- 112
Ivan Yakovlevich Bilibin
Description
- Ivan Yakovlevich Bilibin
- Sts. Boris and Gleb in a Boat
- signed with artist's initials and inscribed in Cyrillic (lower right)
- watercolor on paper
- 28 by 24 in.
- 71 by 61cm
Catalogue Note
A primary source of inspiration for Ivan Bilibin, a major Russian turn-of-the century graphic artist and children's book illustrator, was the tradition of Russian folk art. During his field expeditions to the Russian North between 1902 and 1904, Bilibin amassed a remarkable collection of works by local craftsmen, examples of which played a significant role in the development of his graphic style. The greater part of this collection subsequently formed the basis of the ethnographic section at the Russian Museum in St. Petersburg. Bilibin also took photographs of wooden architecture that were published in some of the most influential scientific journals of that time as well as in several contemporary articles on folk art.
Although urged by his father to study law at St. Petersburg University in 1896, Bilibin was drawn to the arts, taking art classes in the studio of Anton Ažbè in Munich from the end of May to mid-July, 1898. In September of that year, Bilibin entered the art school of Maria Tenisheva in St. Petersburg, where he studied under the famous Russian Realist painter Ilya Repin until 1900. In 1899 the Imperial Stationery Office commissioned the twenty-three-year old Bilibin to produce a set of fairy-tale picture books—the genre with which he is generally identified.
Bilibin took up many projects during his prolific career—drawing for satirical journals in 1905, designing for the theater both in Russia and abroad (1904-36), and painting landscapes, but he always returned to book design.

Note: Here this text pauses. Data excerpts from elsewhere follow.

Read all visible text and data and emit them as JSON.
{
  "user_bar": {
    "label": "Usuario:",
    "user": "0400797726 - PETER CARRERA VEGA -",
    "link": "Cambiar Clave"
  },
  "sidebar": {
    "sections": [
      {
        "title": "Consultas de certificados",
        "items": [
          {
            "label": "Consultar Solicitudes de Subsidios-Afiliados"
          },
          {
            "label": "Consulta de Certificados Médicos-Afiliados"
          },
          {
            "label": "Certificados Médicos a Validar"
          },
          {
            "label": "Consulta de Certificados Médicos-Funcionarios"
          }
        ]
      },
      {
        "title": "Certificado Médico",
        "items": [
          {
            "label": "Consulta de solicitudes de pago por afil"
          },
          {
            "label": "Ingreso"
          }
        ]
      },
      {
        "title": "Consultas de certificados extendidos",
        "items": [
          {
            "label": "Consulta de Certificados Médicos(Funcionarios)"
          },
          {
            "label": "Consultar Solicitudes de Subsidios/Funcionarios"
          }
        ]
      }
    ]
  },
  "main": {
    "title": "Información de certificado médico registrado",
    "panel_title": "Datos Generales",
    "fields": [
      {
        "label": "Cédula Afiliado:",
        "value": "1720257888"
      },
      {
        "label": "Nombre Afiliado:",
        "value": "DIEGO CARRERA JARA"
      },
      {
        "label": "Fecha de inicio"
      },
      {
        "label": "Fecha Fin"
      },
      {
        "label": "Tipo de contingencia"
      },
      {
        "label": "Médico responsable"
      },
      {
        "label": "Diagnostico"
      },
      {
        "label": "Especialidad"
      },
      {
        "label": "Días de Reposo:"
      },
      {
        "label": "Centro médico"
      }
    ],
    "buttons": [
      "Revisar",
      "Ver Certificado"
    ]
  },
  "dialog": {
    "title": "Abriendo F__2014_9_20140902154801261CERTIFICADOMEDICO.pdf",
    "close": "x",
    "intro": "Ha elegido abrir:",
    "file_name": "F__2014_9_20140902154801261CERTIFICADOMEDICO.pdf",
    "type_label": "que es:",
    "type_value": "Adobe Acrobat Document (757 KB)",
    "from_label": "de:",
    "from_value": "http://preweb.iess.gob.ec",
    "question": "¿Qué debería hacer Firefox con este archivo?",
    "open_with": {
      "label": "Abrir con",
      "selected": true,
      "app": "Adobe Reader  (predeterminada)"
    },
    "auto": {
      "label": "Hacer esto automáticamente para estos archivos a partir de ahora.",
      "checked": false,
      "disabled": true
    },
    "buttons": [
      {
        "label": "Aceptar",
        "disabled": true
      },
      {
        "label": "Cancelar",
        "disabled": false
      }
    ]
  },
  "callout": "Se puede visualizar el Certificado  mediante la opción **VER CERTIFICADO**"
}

In 1920 Bilibin left Russia for Egypt. He returned to Russia in 1936 and remained there until his death in 1942.
During his years in Egypt, Bilibin produced several decorative panels including Worship of the Byzantine Emperor and Empress (1920) and Sts. Boris and Gleb in a Boat (1922). The present lot is most likely a study for the latter panel, on which Bilibin started work in 1921. It is known that Bilibin created several versions of the work; for example, the artist created a copy of the 1922 panel in 1926, a version that belongs to the E. P. Klimov Collection. The image depicts the first native Russian martyr saints (eleventh century), sons of St. Vladimir (who Christianized Rus' in 988). Sts. Boris and Gleb were killed by their brother Sviatopolk amid the latter's quest for political power.
In Sts. Boris and Gleb in a Boat as well as many of his other graphic works, Bilibin made extensive use of motifs from lubki (popular prints), Old Russian illuminated manuscripts, peasant embroideries, and carved and painted wooden utensils. In its fusion of these native folk sources with other influences, among them the graphic work of Aubrey Beardsley, Sts. Boris and Gleb in a Boat typifies the interaction of the Slavic Revival and internationalism in Russian Style Moderne (the Russian version of Art Nouveau) at the turn of the century. Describing his drawings, Bilibin wrote: "The style is Old Russian—derived from traditional art and the old popular print, but ennobled."